Jalan pengadilan seharusnya merupakan solusi terakhir jika para orang tua mendapati anaknya sebagai peserta didik menjadi korban kekerasan guru. Hal tersebut disampaikan Sekretaris Dewan Kehormatan Guru Pusat PGRI Sudharto dalam sidang uji materiil Undang-Undang Nomor 35 Tahun 2014 tentang Perubahan Atas UU Nomor 23 Tahun 2002 tentang Perlindungan Anak (UU Perlindungan Anak) dan UU Nomor 14 Tahun 2005 tentang Guru dan Dosen (UU Guru dan Dosen). Sidang kelima perkara dengan Nomor 6/PUU-XIV/2017 itu digelar Mahkamah Konstitusi (MK), Senin (22/5) di Ruang Sidang Pleno MK.

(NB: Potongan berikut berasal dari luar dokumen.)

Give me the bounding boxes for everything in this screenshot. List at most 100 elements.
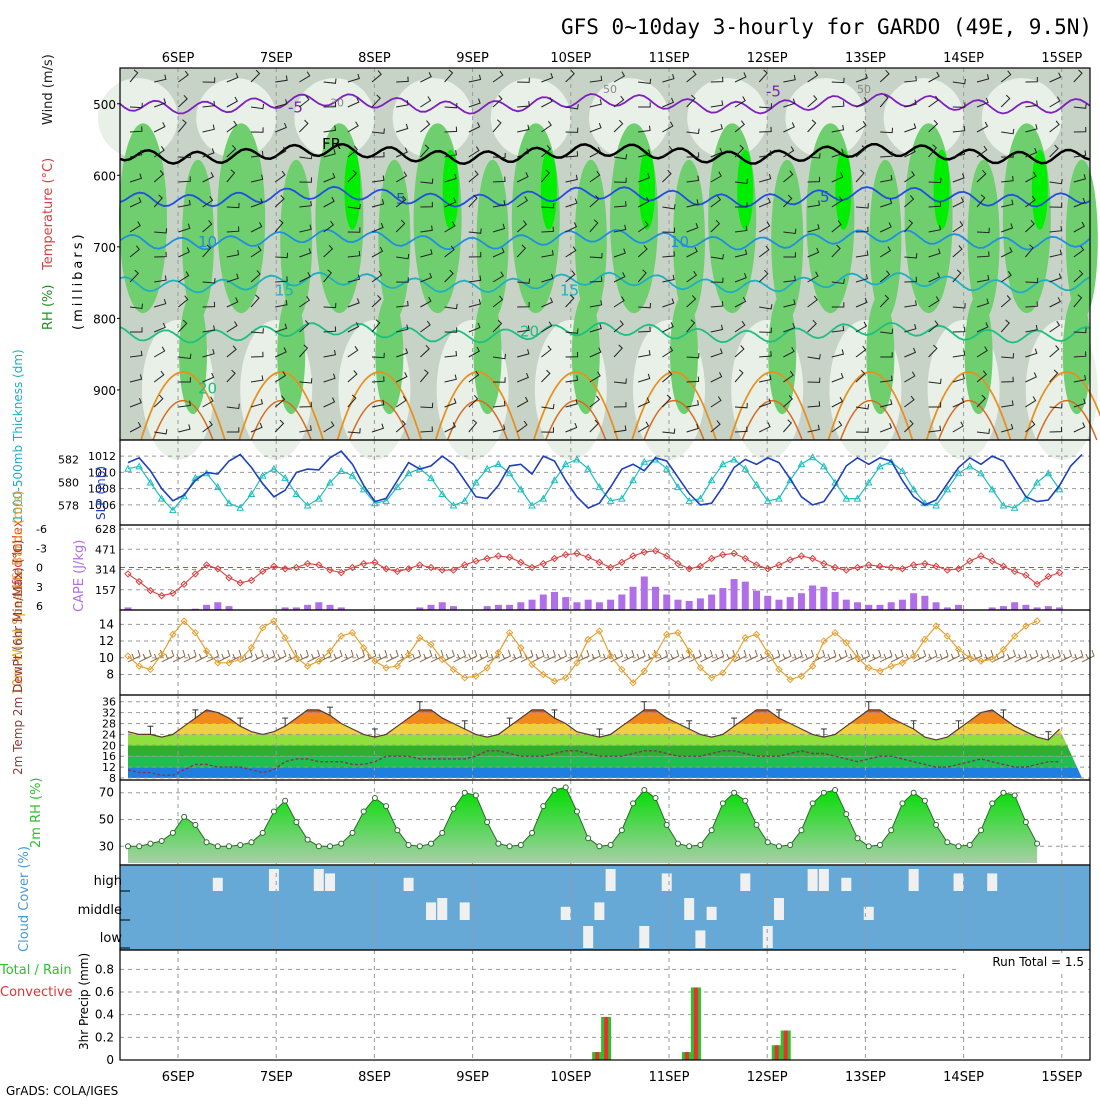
wind-barb bbox=[565, 151, 579, 158]
lifted-index-point bbox=[719, 550, 727, 559]
temperature-band bbox=[128, 734, 1082, 746]
wind-barb bbox=[323, 373, 336, 383]
wind-barb bbox=[468, 74, 482, 83]
cape-bar bbox=[337, 607, 345, 610]
thickness-point bbox=[752, 480, 761, 488]
surface-wind-barb bbox=[139, 649, 152, 663]
thickness-point bbox=[382, 496, 390, 504]
wind-barb bbox=[516, 420, 528, 433]
rh-point bbox=[1011, 792, 1018, 799]
surface-wind-barb bbox=[341, 649, 354, 663]
wind-speed-point bbox=[719, 669, 727, 677]
wind-speed-point bbox=[629, 679, 637, 687]
lifted-index-label: Lifted Index bbox=[11, 519, 26, 596]
wind-barb bbox=[807, 95, 818, 108]
lifted-index-point bbox=[404, 565, 413, 573]
rh-point bbox=[282, 797, 289, 804]
wind-speed-point bbox=[865, 664, 873, 672]
wind-barb bbox=[395, 372, 408, 383]
wind-barb bbox=[444, 422, 456, 433]
wind-barb bbox=[710, 372, 723, 383]
wind-barb bbox=[250, 270, 261, 283]
top-date-label: 15SEP bbox=[1041, 51, 1082, 66]
wind-barb bbox=[710, 219, 721, 233]
top-date-label: 7SEP bbox=[260, 51, 293, 66]
wind-barb bbox=[880, 174, 893, 183]
thickness-point bbox=[550, 476, 559, 484]
rh-point bbox=[562, 784, 569, 791]
cloud-cell bbox=[325, 873, 336, 891]
wind-barb bbox=[1049, 120, 1060, 133]
wind-barb bbox=[178, 94, 188, 108]
cape-bar bbox=[528, 599, 536, 610]
lifted-index-point bbox=[808, 554, 817, 563]
isotherm-15 bbox=[119, 271, 1091, 294]
wind-barb bbox=[783, 275, 796, 283]
cape-bar bbox=[753, 590, 761, 610]
lifted-index-point bbox=[663, 552, 671, 560]
wind-barb bbox=[976, 322, 989, 333]
cape-bar bbox=[225, 606, 233, 610]
wind-barb bbox=[516, 244, 527, 258]
wind-barb bbox=[759, 103, 773, 109]
wind-barb bbox=[202, 325, 216, 333]
wind-barb bbox=[517, 101, 530, 108]
rh-point bbox=[461, 789, 468, 796]
wind-barb bbox=[541, 73, 554, 83]
cape-bar bbox=[932, 602, 940, 610]
wind-barb bbox=[299, 344, 309, 358]
bottom-date-label: 12SEP bbox=[747, 1070, 788, 1085]
rh-point bbox=[338, 840, 345, 847]
wind-barb bbox=[686, 199, 699, 208]
wind-barb bbox=[662, 346, 674, 358]
lifted-index-point bbox=[831, 563, 839, 572]
cloud-cell bbox=[773, 898, 784, 920]
surface-wind-barb bbox=[217, 649, 231, 663]
wind-barb bbox=[371, 352, 385, 359]
rh-point bbox=[484, 819, 491, 826]
surface-wind-barb bbox=[812, 649, 826, 663]
wind-barb bbox=[275, 252, 288, 259]
cape-bar bbox=[988, 607, 996, 610]
wind-barb bbox=[178, 424, 191, 433]
wind-barb bbox=[879, 270, 891, 283]
rh-point bbox=[192, 821, 199, 828]
surface-wind-barb bbox=[834, 649, 848, 663]
lifted-index-point bbox=[169, 589, 177, 597]
wind-barb bbox=[250, 246, 262, 258]
rh-point bbox=[753, 821, 760, 828]
lifted-index-point bbox=[348, 563, 357, 572]
isotherm-30 bbox=[348, 399, 411, 441]
wind-speed-point bbox=[157, 650, 166, 659]
lifted-index-point bbox=[786, 556, 794, 564]
wind-barb bbox=[1073, 327, 1087, 334]
wind-barb bbox=[855, 145, 866, 158]
lifted-index-point bbox=[315, 561, 323, 569]
wind-barb bbox=[202, 301, 216, 308]
upper-wind-barbs bbox=[129, 69, 1087, 435]
wind-tick: 8 bbox=[106, 667, 114, 681]
wind-barb bbox=[637, 220, 649, 233]
wind-barb bbox=[274, 419, 285, 433]
cloud-cell bbox=[313, 869, 324, 891]
wind-barb bbox=[613, 248, 626, 258]
wind-barb bbox=[783, 74, 796, 83]
wind-barb bbox=[976, 169, 987, 183]
wind-barb bbox=[638, 149, 651, 158]
wind-barb bbox=[153, 122, 166, 133]
lifted-index-point bbox=[865, 561, 873, 569]
wind-barb bbox=[686, 423, 699, 433]
surface-wind-barb bbox=[1070, 649, 1084, 663]
wind-speed-point bbox=[764, 649, 772, 657]
wind-barb bbox=[153, 194, 163, 208]
wind-barb bbox=[783, 228, 797, 235]
wind-barb bbox=[299, 378, 313, 384]
wind-barb bbox=[976, 298, 990, 308]
lifted-index-point bbox=[1055, 568, 1064, 577]
wind-speed-point bbox=[303, 662, 312, 670]
cape-bar bbox=[876, 604, 884, 610]
wind-barb bbox=[904, 195, 915, 208]
thickness-point bbox=[247, 489, 256, 497]
rh-point bbox=[439, 829, 446, 836]
wind-barb bbox=[492, 176, 506, 183]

Dalam keterangannya selaku Ahli Pemohon, Sudharto mengungkapkan para orang tua bisa menempuh jalur Dewan Kehormatan Guru jika ada pelanggaran kode etik yang terjadi. Menurutnya, guru hanya melaksanakan amanah dari orang tua untuk membantu memanusiakan anak-anak. Akan tetapi, lanjutnya, diberlakukannya UU Perlindungan Anak menyebabkan bermunculannya kasus kriminalisasi guru. Padahal, menurutnya, tindakan guru tersebut dilakukan untuk membuat anak bermoral. Sudharto menyayangkan sikap masyarakat yang justru menilai bahwa anak telah mengalami tindakan kekerasan yang dilakukan oleh guru.
“Harusnya ada mekanisme kerja penindakan pelanggaran kode etik oleh Dewan Kehormatan Guru. Penyelesaian di pengadilan dilanjutkan sesudah dewan kehormatan. melalui pemeriksaannya, menemukan unsur-unsur tindakan guru yang mengarah kepada tindakan kekerasan,” terang Sudharto di hadapan Majelis Hakim yang dipimpin Ketua MK Arief Hidayat.
Sementara itu, Ketua Provinsi PGRI Sulawesi Selatan Wasir Thalib menerangkan dilema yang dialami guru akibat berlakunya ketentuan yang diujikan para Pemohon. Baginya, aturan tersebut menyebabkan dampak kurang tegasnya pendidikan disiplin kepada anak didik oleh guru. Hal itu, menurutnya, akan berpengaruh hilangnya wibawa guru di hadapan anak didik serta perubahan sikap guru yang hanya berfokus untuk mengajar. Padahal guru mempunyai dua kewajiban, yakni mengajar dan mendidik. Ia berharap UU Perlindungan Anak tidak sampai menyandera guru dalam mendidik anaknya dengan tetap memberikan otonomi pendidikan.
Dalam permohonannya, Dasrul dan Hanna Novianti yang berstatus sebagai guru menguji Pasal 9 ayat (1a) dan Pasal 54 ayat (1) UU Perlindungan Anak serta Pasal 39 ayat (3) UU Guru dan Dosen. Dalam permohonannya, Pemohon merasa ketentuan yang diujikan membuat posisi guru sulit untuk menjadi independen akibat tekanan dari berbagai pihak. Pemohon merasa kasus kriminalisasi yang menimpanya sebagai akibat berlakunya pasal-pasal yang dimohonkan.
Lebih lanjut, Pemohon memaparkan telah mengalami kekerasan ketika mendidik siswanya. Padahal, menurut Pemohon, guru bermaksud ingin melakukan hukuman terhadap muridnya dalam rangka menegakkan kedisiplinan. Namun, orang tua dan masyarakat mengategorikannya sebagai tindakan melanggar HAM dan melanggar UU Guru dan Dosen. Orang tua siswa melaporkan tindakan guru tersebut kepada Polisi atau kepada Komisi Perlindungan Anak Indonesia (KPAI), sehingga seringkali guru tidak mendapatkan perlindungan hukum terhadap profesinya.